La précarité de la traduction

Croyez-le croyez-le pas, tous les jours, ce blog est traduit en anglais par Google. Même les commentaires le sont, je vous prie de vérifier ici.

Je m’en suis rendu compte ce week-end, avec un mélange d’amusement et d’irritation : Google ne m’a rien demandé, rien offert, il a juste décidé de traduire. Pour une raison obscure car qui pourrait bien avoir envie de lire La précarité du sage dans le monde anglo-saxon ? Je les connais, les Anglo-Saxons, les traductions ne les intéressent pas. Et des traductions farfelues, de plus, j’aime autant le dire tout de suite.

« Prière précaire » y est traduit : Please précaire. C’est n’importe quoi! Non seulement « prière » pourrait être traduit avec plus de littéralité (et de correction) par prayer, mais en plus le mot anglais precarious existe, pourquoi le traducteur automatique a-t-il laissé le mot français ?

Car il s’agit d’une traduction automatique, naturellement. Google ne va pas payer un zombie pour traduire mes élucubrations et celles des commentateurs. Vous imaginez la tête du mec qui devrait se taper les commentaires de Michel Jeannès ? Nervous breakdown, direct au Vinatier, le gonze.

Enfin, je finirai par deux remarques. (Inutile de préciser que je finirai, d’ailleurs, car vous le voyez bien, le billet touchant à sa fin.) Deux remarques : (oui mais ça aussi vous le verrez bien, et ça n’apporte aucune substance.)

Je finirai donc par deux remarques : d’un côté il est éclairant de jeter un oeil sur la version anglaise de ce blog pour mesurer les progrès réalisés par la traduction automatique. C’est quand même impressionnant. Il y a bien sûr de nombreux ratés, mais en gros, c’est bien meilleur que ce que l’on pouvait faire avec Babel fish il y a quelques années, comme je l’ai montré dans un billet chinois, autrefois.

D’un autre côté, quid de la volonté des auteurs de ne pas être traduit ? Je ne parle pas seulement des gens comme Beckett qui ne voulaient pas être lus par leur mère, mais plus près de nous, Neige, la jeune Chinoise, qui écrit dans son dernier billet que son blog est un jardin privé, et qu’il ne pourrait pas en être ainsi si son petit copain pouvait lire le français. Si Google traduit le blog de Neige, il n’est pas impossible que cela l’affecte réellement.

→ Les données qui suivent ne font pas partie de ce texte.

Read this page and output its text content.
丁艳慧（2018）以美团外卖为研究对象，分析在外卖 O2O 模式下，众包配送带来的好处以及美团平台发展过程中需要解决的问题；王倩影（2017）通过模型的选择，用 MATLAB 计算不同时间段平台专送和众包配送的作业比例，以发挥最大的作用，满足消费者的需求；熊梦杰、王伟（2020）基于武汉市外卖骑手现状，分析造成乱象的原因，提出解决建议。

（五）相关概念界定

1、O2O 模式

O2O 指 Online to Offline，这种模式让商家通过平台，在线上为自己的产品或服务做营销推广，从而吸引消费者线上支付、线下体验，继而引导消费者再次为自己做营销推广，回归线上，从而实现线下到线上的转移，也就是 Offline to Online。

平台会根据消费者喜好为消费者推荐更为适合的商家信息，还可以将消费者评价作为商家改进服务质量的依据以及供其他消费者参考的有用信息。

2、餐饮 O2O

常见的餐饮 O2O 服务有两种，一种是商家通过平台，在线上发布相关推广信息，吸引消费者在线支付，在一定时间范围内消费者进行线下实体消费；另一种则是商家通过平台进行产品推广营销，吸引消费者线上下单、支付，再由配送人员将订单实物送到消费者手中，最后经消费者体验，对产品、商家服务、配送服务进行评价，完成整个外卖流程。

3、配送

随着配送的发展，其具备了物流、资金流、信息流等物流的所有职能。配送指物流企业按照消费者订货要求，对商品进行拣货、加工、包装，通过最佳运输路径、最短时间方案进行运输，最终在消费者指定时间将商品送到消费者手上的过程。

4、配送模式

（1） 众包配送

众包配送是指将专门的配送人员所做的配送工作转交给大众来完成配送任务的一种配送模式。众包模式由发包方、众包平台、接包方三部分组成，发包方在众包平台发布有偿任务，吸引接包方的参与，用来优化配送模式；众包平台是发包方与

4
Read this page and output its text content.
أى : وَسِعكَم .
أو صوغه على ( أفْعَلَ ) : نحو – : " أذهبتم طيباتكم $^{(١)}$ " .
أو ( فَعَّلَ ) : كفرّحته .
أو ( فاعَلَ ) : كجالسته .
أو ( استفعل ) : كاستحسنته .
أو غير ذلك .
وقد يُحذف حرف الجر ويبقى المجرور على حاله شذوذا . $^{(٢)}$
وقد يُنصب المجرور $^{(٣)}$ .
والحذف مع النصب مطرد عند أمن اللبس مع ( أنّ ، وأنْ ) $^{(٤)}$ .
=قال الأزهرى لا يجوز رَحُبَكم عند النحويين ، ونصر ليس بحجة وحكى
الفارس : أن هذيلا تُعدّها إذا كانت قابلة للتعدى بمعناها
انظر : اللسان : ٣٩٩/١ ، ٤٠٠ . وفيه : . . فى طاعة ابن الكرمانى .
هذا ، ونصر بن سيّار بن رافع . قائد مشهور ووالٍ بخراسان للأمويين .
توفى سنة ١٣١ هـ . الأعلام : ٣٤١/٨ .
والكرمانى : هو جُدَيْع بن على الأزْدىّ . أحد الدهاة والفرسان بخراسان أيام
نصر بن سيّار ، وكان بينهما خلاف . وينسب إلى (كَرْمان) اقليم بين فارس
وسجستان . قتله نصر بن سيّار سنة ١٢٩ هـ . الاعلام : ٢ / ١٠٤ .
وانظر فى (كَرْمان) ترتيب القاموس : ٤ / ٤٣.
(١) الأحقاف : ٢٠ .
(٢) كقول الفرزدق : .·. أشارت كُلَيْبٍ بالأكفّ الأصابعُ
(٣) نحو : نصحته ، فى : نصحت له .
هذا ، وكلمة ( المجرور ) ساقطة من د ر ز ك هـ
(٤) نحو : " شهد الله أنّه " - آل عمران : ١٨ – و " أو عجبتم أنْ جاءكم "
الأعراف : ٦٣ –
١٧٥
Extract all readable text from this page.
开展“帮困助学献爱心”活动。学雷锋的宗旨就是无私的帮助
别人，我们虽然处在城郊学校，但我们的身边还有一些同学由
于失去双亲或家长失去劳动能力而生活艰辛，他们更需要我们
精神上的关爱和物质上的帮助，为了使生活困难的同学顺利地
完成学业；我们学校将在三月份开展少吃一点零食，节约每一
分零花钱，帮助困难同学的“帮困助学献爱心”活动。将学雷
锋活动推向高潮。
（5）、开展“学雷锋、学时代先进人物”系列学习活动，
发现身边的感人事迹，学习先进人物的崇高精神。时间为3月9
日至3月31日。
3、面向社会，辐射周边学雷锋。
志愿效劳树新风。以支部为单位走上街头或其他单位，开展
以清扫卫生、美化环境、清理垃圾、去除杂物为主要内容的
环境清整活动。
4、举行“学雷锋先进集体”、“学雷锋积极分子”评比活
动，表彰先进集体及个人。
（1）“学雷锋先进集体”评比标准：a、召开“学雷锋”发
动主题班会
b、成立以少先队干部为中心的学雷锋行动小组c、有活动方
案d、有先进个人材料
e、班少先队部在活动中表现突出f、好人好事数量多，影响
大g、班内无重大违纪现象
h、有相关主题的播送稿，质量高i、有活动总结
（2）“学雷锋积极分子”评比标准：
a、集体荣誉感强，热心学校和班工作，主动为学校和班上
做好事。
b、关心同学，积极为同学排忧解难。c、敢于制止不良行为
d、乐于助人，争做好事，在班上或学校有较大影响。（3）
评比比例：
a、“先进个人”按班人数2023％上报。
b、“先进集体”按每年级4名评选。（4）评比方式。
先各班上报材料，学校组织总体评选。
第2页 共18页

Troisième remarque, qui n’était pas prévue mais que je rajoute in extremis : y a-t-il aussi des traductions automatiques en d’autres langues ? Ceci était une question, mais qui valait, pour son poids, une remarque.

Si le Dalaï Lama était indépendantiste

S’il voulait vraiment, comme le disent les autorités chinoises, faire sécession, voici comment il pourrait s’y prendre.

Il lui suffirait d’écrire une lettre, une seule, en tibétain, à la main. Sous l’oeil des caméras, il la lirait, ou il la donnerait à un journaliste qui se chargerait de la diffuser. Une lettre qui dirait ceci:

J’ai longtemps oeuvré pour la paix et pour l’obtention de l’autonomie pour le peuple tibétain, mais aujourd’hui je suis désespéré. Je ne vois plus d’espoir dans la survie culturelle de mon peuple et c’est la mort dans l’âme que je crois nécessaire d’entrer en conflit armé avec les forces chinoises qui occupent notre pays.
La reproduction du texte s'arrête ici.